Affiliations 

  • 1 Universiti Putra Malaysia
  • 2 Ahmadu Bello University
  • 3 Universiti Teknologi Malaysia
MyJurnal

Abstract

Multivariate statistical techniques such as principal component analysis (PCA) and cluster analysis (CA) were applied to water quality parameters in order to interpret complex matrices for better assessment of water quality and environmental status of a watershed. A study was conducted to assess water quality and to establish relationship among water quality parameters in Kelantan River basin. Water quality data was obtained from Department of Environment, (DOE) Malaysia from 2005-2014. Multivariate statistical techniques such as principal component analysis (PCA) and cluster analysis (CA) were applied to 15 water quality parameters in order to interpret complex matrices for better assessment of water quality and environmental status of the watershed.
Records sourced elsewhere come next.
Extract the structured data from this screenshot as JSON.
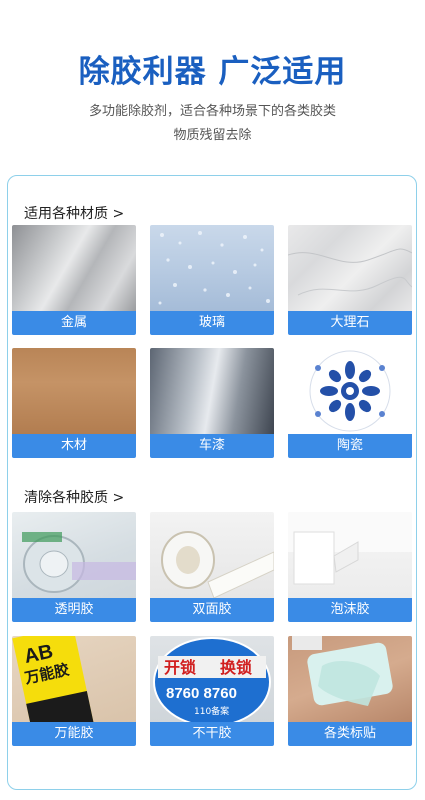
{
  "header": {
    "title": "除胶利器 广泛适用",
    "subtitle_line1": "多功能除胶剂，适合各种场景下的各类胶类",
    "subtitle_line2": "物质残留去除"
  },
  "sections": [
    {
      "title": "适用各种材质 >",
      "items": [
        {
          "label": "金属",
          "icon": "metal-surface"
        },
        {
          "label": "玻璃",
          "icon": "glass-surface"
        },
        {
          "label": "大理石",
          "icon": "marble-surface"
        },
        {
          "label": "木材",
          "icon": "wood-surface"
        },
        {
          "label": "车漆",
          "icon": "car-paint-surface"
        },
        {
          "label": "陶瓷",
          "icon": "ceramic-plate"
        }
      ]
    },
    {
      "title": "清除各种胶质 >",
      "items": [
        {
          "label": "透明胶",
          "icon": "clear-tape"
        },
        {
          "label": "双面胶",
          "icon": "double-sided-tape"
        },
        {
          "label": "泡沫胶",
          "icon": "foam-tape"
        },
        {
          "label": "万能胶",
          "icon": "ab-glue-tube",
          "image_text": [
            "AB",
            "万能胶"
          ]
        },
        {
          "label": "不干胶",
          "icon": "sticker-sign",
          "image_text": [
            "开锁",
            "换锁",
            "8760 8760",
            "110备案"
          ]
        },
        {
          "label": "各类标贴",
          "icon": "label-sticker"
        }
      ]
    }
  ],
  "colors": {
    "headline": "#1a5fc0",
    "label_bar": "#3a8be6",
    "panel_border": "#8ed0ea"
  }
}
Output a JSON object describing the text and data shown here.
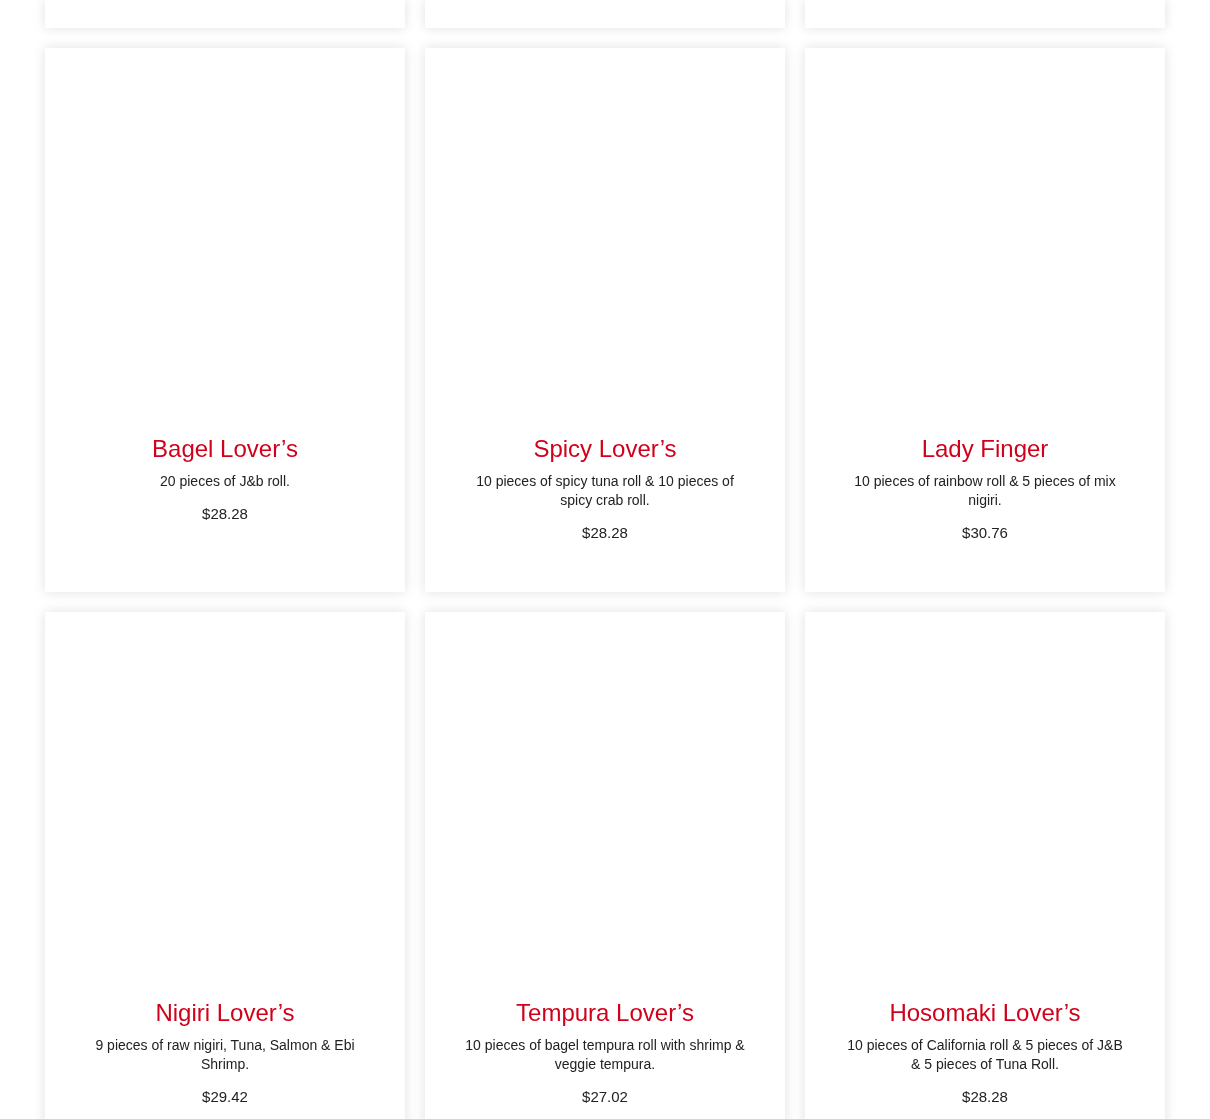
{
  "products": [
    {
      "title": "Bagel Lover’s",
      "description": "20 pieces of J&b roll.",
      "price": "$28.28"
    },
    {
      "title": "Spicy Lover’s",
      "description": "10 pieces of spicy tuna roll & 10 pieces of spicy crab roll.",
      "price": "$28.28"
    },
    {
      "title": "Lady Finger",
      "description": "10 pieces of rainbow roll & 5 pieces of mix nigiri.",
      "price": "$30.76"
    },
    {
      "title": "Nigiri Lover’s",
      "description": "9 pieces of raw nigiri, Tuna, Salmon & Ebi Shrimp.",
      "price": "$29.42"
    },
    {
      "title": "Tempura Lover’s",
      "description": "10 pieces of bagel tempura roll with shrimp & veggie tempura.",
      "price": "$27.02"
    },
    {
      "title": "Hosomaki Lover’s",
      "description": "10 pieces of California roll & 5 pieces of J&B & 5 pieces of Tuna Roll.",
      "price": "$28.28"
    }
  ]
}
From the results, five PCs were extracted which are collectively accountable for controlling approximately 70% of the watershed’s water quality. Results of cluster analysis indicated that three water quality parameters that included total suspended solids, total solids and turbidity control the water quality of the study area. These parameters were allocated into three clusters based on their similarity. The finding of this study will contribute to existing knowledge of the problems associated with water quality in the basin. This information can be put to use by land use managers and policy makers for future planning and development of the watershed.